Наполеон чуть поворотил голову назад и отвел назад свою маленькую пухлую ручку, как будто желая взять что то. Лица его свиты, догадавшись в ту же секунду в чем дело, засуетились, зашептались, передавая что то один другому, и паж, тот самый, которого вчера видел Ростов у Бориса, выбежал вперед и почтительно наклонившись над протянутой рукой и не заставив ее дожидаться ни одной секунды, вложил в нее орден на красной ленте. Наполеон, не глядя, сжал два пальца. Орден очутился между ними. Наполеон подошел к Лазареву, который, выкатывая глаза, упорно продолжал смотреть только на своего государя, и оглянулся на императора Александра, показывая этим, что то, что он делал теперь, он делал для своего союзника. Маленькая белая рука с орденом дотронулась до пуговицы солдата Лазарева. Как будто Наполеон знал, что для того, чтобы навсегда этот солдат был счастлив, награжден и отличен от всех в мире, нужно было только, чтобы его, Наполеонова рука, удостоила дотронуться до груди солдата. Наполеон только прило жил крест к груди Лазарева и, пустив руку, обратился к Александру, как будто он знал, что крест должен прилипнуть к груди Лазарева. Крест действительно прилип.
Русские и французские услужливые руки, мгновенно подхватив крест, прицепили его к мундиру. Лазарев мрачно взглянул на маленького человечка, с белыми руками, который что то сделал над ним, и продолжая неподвижно держать на караул, опять прямо стал глядеть в глаза Александру, как будто он спрашивал Александра: всё ли еще ему стоять, или не прикажут ли ему пройтись теперь, или может быть еще что нибудь сделать?
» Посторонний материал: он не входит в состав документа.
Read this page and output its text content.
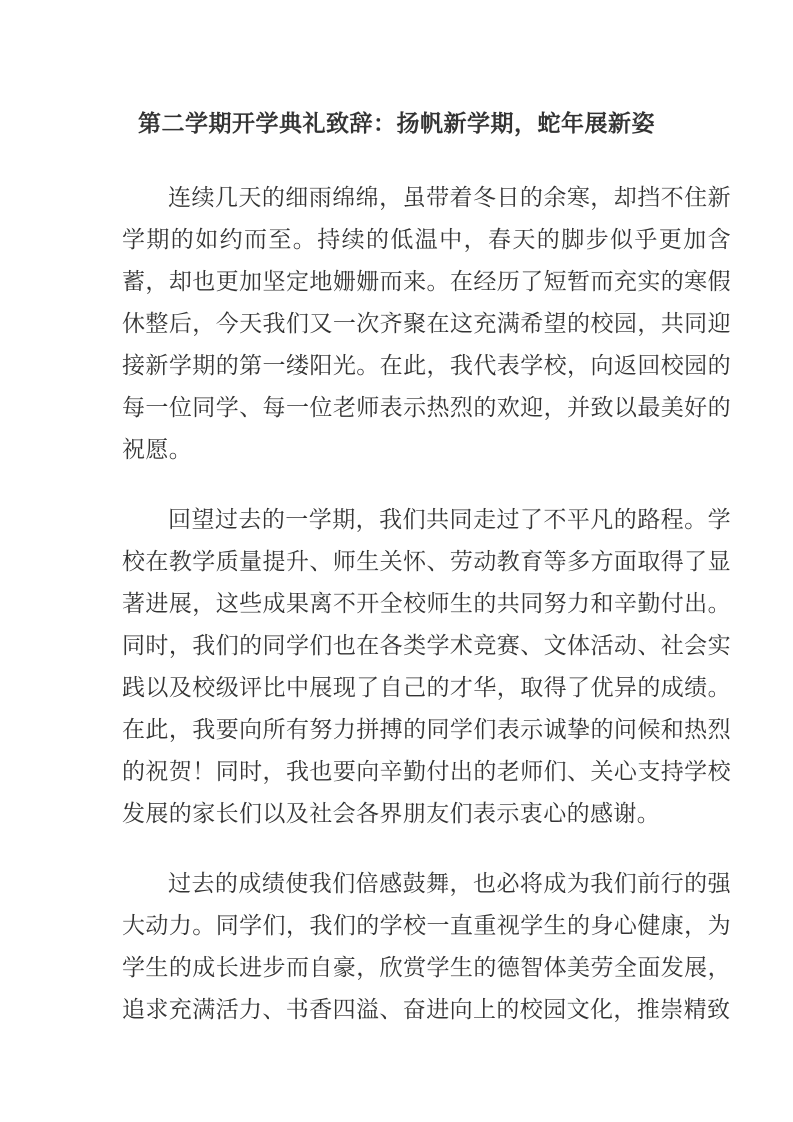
第二学期开学典礼致辞：扬帆新学期，蛇年展新姿

连续几天的细雨绵绵，虽带着冬日的余寒，却挡不住新学期的如约而至。持续的低温中，春天的脚步似乎更加含蓄，却也更加坚定地姗姗而来。在经历了短暂而充实的寒假休整后，今天我们又一次齐聚在这充满希望的校园，共同迎接新学期的第一缕阳光。在此，我代表学校，向返回校园的每一位同学、每一位老师表示热烈的欢迎，并致以最美好的祝愿。

回望过去的一学期，我们共同走过了不平凡的路程。学校在教学质量提升、师生关怀、劳动教育等多方面取得了显著进展，这些成果离不开全校师生的共同努力和辛勤付出。同时，我们的同学们也在各类学术竞赛、文体活动、社会实践以及校级评比中展现了自己的才华，取得了优异的成绩。在此，我要向所有努力拼搏的同学们表示诚挚的问候和热烈的祝贺！同时，我也要向辛勤付出的老师们、关心支持学校发展的家长们以及社会各界朋友们表示衷心的感谢。

过去的成绩使我们倍感鼓舞，也必将成为我们前行的强大动力。同学们，我们的学校一直重视学生的身心健康，为学生的成长进步而自豪，欣赏学生的德智体美劳全面发展，追求充满活力、书香四溢、奋进向上的校园文化，推崇精致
Но ему ничего не приказывали, и он довольно долго оставался в этом неподвижном состоянии.
Государи сели верхами и уехали. Преображенцы, расстроивая ряды, перемешались с французскими гвардейцами и сели за столы, приготовленные для них.
Лазарев сидел на почетном месте; его обнимали, поздравляли и жали ему руки русские и французские офицеры. Толпы офицеров и народа подходили, чтобы только посмотреть на Лазарева. Гул говора русского французского и хохота стоял на площади вокруг столов. Два офицера с раскрасневшимися лицами, веселые и счастливые прошли мимо Ростова.
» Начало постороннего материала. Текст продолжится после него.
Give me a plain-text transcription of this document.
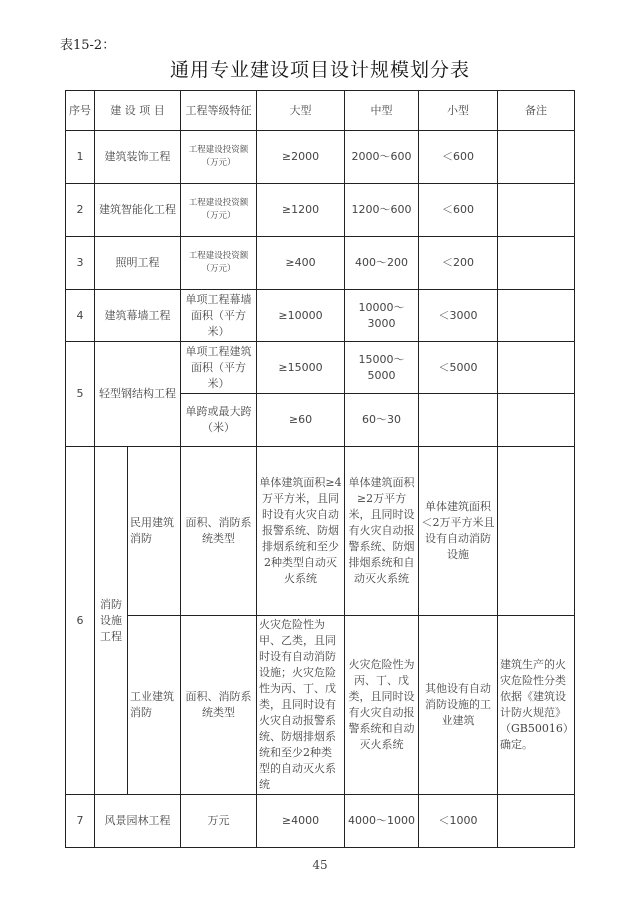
表15-2：
通用专业建设项目设计规模划分表
序号	建 设 项 目		工程等级特征	大型	中型	小型	备注
1	建筑装饰工程		工程建设投资额（万元）	≥2000	2000～600	＜600	
2	建筑智能化工程		工程建设投资额（万元）	≥1200	1200～600	＜600	
3	照明工程		工程建设投资额（万元）	≥400	400～200	＜200	
4	建筑幕墙工程		单项工程幕墙面积（平方米）	≥10000	10000～3000	＜3000	
5	轻型钢结构工程		单项工程建筑面积（平方米）	≥15000	15000～5000	＜5000	
			单跨或最大跨（米）	≥60	60～30		
6	消防设施工程	民用建筑消防	面积、消防系统类型	单体建筑面积≥4万平方米，且同时设有火灾自动报警系统、防烟排烟系统和至少2种类型自动灭火系统	单体建筑面积≥2万平方米，且同时设有火灾自动报警系统、防烟排烟系统和自动灭火系统	单体建筑面积＜2万平方米且设有自动消防设施	
		工业建筑消防	面积、消防系统类型	火灾危险性为甲、乙类，且同时设有自动消防设施；火灾危险性为丙、丁、戊类，且同时设有火灾自动报警系统、防烟排烟系统和至少2种类型的自动灭火系统	火灾危险性为丙、丁、戊类，且同时设有火灾自动报警系统和自动灭火系统	其他设有自动消防设施的工业建筑	建筑生产的火灾危险性分类依据《建筑设计防火规范》（GB50016）确定。
7	风景园林工程		万元	≥4000	4000～1000	＜1000	
45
– Каково, брат, угощенье? Всё на серебре, – сказал один. – Лазарева видел?
– Видел.
– Завтра, говорят, преображенцы их угащивать будут.
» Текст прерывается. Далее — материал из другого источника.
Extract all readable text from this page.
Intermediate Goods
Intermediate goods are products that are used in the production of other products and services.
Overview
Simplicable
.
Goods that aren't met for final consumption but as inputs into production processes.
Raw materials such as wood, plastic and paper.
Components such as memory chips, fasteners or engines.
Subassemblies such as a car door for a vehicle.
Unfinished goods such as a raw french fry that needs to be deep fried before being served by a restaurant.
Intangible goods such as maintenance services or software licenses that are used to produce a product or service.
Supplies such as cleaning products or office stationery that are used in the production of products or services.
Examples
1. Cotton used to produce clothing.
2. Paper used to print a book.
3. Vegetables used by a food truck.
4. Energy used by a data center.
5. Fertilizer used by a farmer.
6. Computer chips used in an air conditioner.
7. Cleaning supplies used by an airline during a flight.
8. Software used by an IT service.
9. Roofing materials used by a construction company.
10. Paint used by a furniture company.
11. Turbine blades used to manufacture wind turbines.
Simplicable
– Нет, Лазареву то какое счастье! 10 франков пожизненного пенсиона.
– Вот так шапка, ребята! – кричал преображенец, надевая мохнатую шапку француза.
– Чудо как хорошо, прелесть!
– Ты слышал отзыв? – сказал гвардейский офицер другому. Третьего дня было Napoleon, France, bravoure; [Наполеон, Франция, храбрость;] вчера Alexandre, Russie, grandeur; [Александр, Россия, величие;] один день наш государь дает отзыв, а другой день Наполеон. Завтра государь пошлет Георгия самому храброму из французских гвардейцев. Нельзя же! Должен ответить тем же.
Борис с своим товарищем Жилинским тоже пришел посмотреть на банкет преображенцев. Возвращаясь назад, Борис заметил Ростова, который стоял у угла дома.
– Ростов! здравствуй; мы и не видались, – сказал он ему, и не мог удержаться, чтобы не спросить у него, что с ним сделалось: так странно мрачно и расстроено было лицо Ростова.
– Ничего, ничего, – отвечал Ростов.
– Ты зайдешь?
– Да, зайду.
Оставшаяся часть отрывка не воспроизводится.